Official photo of Kentucky Attorney General Andy Beshear (2016-2019)

The Supreme Court of Kentucky unanimously ruled that Gov. Matt Bevin and the General Assembly broke the law and violated our Constitution when they turned an 11-page sewer bill into a 291-page pension bill and passed it in six hours without letting legislators even read the bill.

This action broke a solemn promise that our state made to more than 200,000 public servants, many of whom had already worked decades toward their retirement.

Just days after the bill passed, I addressed the 12,000 teachers and public servants who were rallying at the state Capitol. I told them that while the governor does not keep his promises, I do.

I then sued to void the sewer bill.

The Supreme Court ruling fully and finally voids it, and clearly states that Gov. Bevin and the General Assembly violated the Constitution.

The ruling is a landmark win for our teachers, police officers, firefighters, social workers, EMS and countless more public servants and retirees.

The decision by members of Kentucky's highest court is also a win for good government and transparency. It sends a message that when lawmakers hide their actions from the public and refuse to respect the Constitution, those actions will be overturned as illegal.

In the 2018 legislative session, the General Assembly tried to pass pension reform legislation in a transparent manner - as Senate Bill 1 - but the public rose up and defeated it.

What lawmakers did next might be the most egregious betrayal of the public's trust we have seen in Kentucky -they turned an 11-page sewer bill into a 291-page pension bill and rammed it through both the House and Senate in just six hours.

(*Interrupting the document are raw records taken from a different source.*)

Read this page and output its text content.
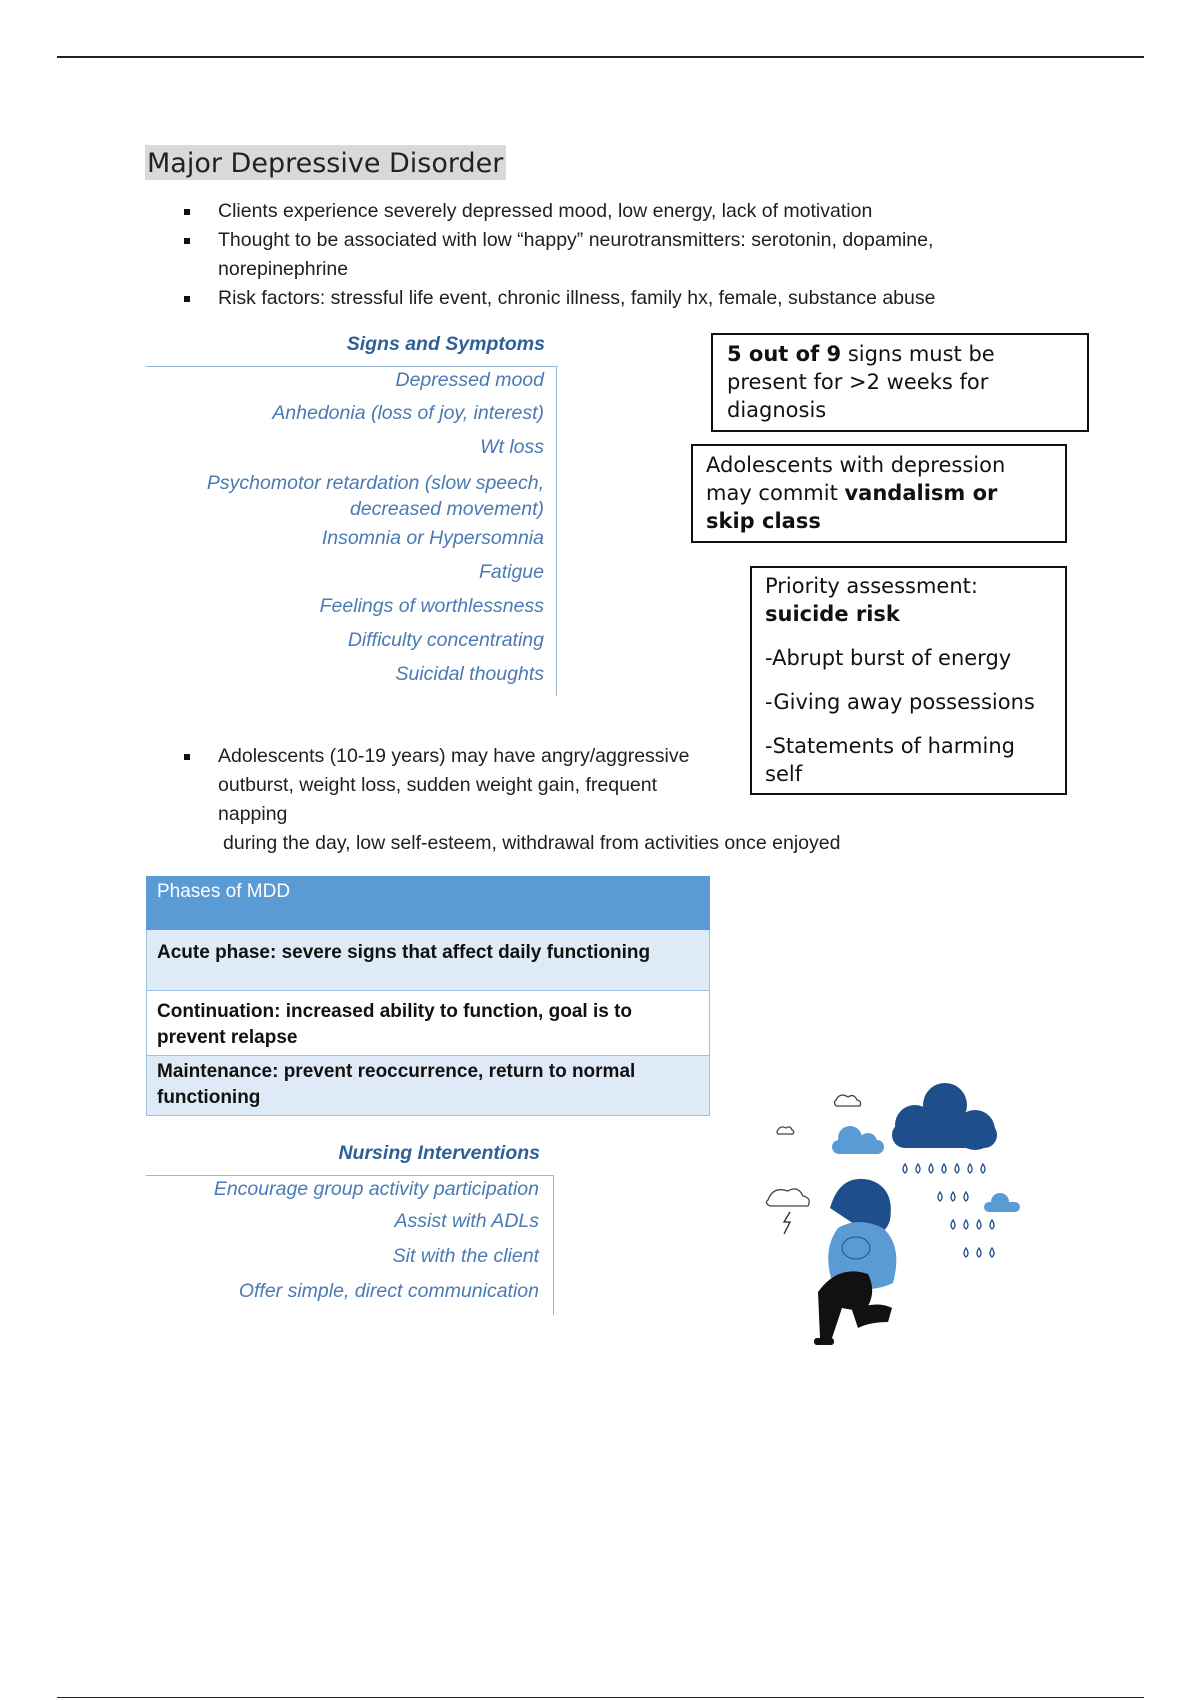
Major Depressive Disorder
Clients experience severely depressed mood, low energy, lack of motivation
Thought to be associated with low “happy” neurotransmitters: serotonin, dopamine, norepinephrine
Risk factors: stressful life event, chronic illness, family hx, female, substance abuse
Signs and Symptoms
Depressed mood
Anhedonia (loss of joy, interest)
Wt loss
Psychomotor retardation (slow speech,
decreased movement)
Insomnia or Hypersomnia
Fatigue
Feelings of worthlessness
Difficulty concentrating
Suicidal thoughts
5 out of 9 signs must be present for >2 weeks for diagnosis
Adolescents with depression may commit vandalism or skip class

Priority assessment:

suicide risk

-Abrupt burst of energy

-Giving away possessions

-Statements of harming self

Adolescents (10-19 years) may have angry/aggressive outburst, weight loss, sudden weight gain, frequent napping
during the day, low self-esteem, withdrawal from activities once enjoyed
Phases of MDD
Acute phase: severe signs that affect daily functioning
Continuation: increased ability to function, goal is to prevent relapse
Maintenance: prevent reoccurrence, return to normal functioning
Nursing Interventions
Encourage group activity participation
Assist with ADLs
Sit with the client
Offer simple, direct communication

Kentuckians were outraged.

Over 12,000 teachers, firefighters and other public servants marched on the state Capitol because their government tricked and betrayed them.

After this march, Gov. Bevin attacked these public servants, accusing them of causing the abuse or addiction of children.

Alongside the Kentucky Education Association and the Fraternal Order of Police, I fought for more than seven months to undo the governor's unconstitutional actions.

Let me be clear - the court's decision and our fight for the people of Kentucky should be a lesson to all our public officials that we will stop any attempts by them in the future to shut our people out of the legislative process.

Kentuckians deserve a government that acts in an open, honest and transparent way, and government must honor its promises and abide by its contracts, just like every Kentucky family does.

And Kentuckians deserve a governor who doesn't resort to name calling and scare tactics, claiming our defeat of their "pension reform" will destroy the very fabric of Kentucky.

This type of bullying and name-calling is an attempt to control the message because the governor and lawmakers denied the people of Kentucky the truth on how their "pension reform" was going to financially hurt our state at a time when we cannot afford to waste a single taxpayer dollar.

Yes, we must address our pension system. But the answer to a problem is never to break the law or to trick the public.

Lawmakers engaged in transparent, bipartisan reform in 2013. They should do so again by coming together, passing expanded gaming, and dedicating 100 percent of the revenue to our pension systems.

What we witnessed by the governor and lawmakers in the 2018 regular session is illegal and beneath the oath each elected official took to the Constitution of the Commonwealth of Kentucky.

They might not keep their promises, but I do.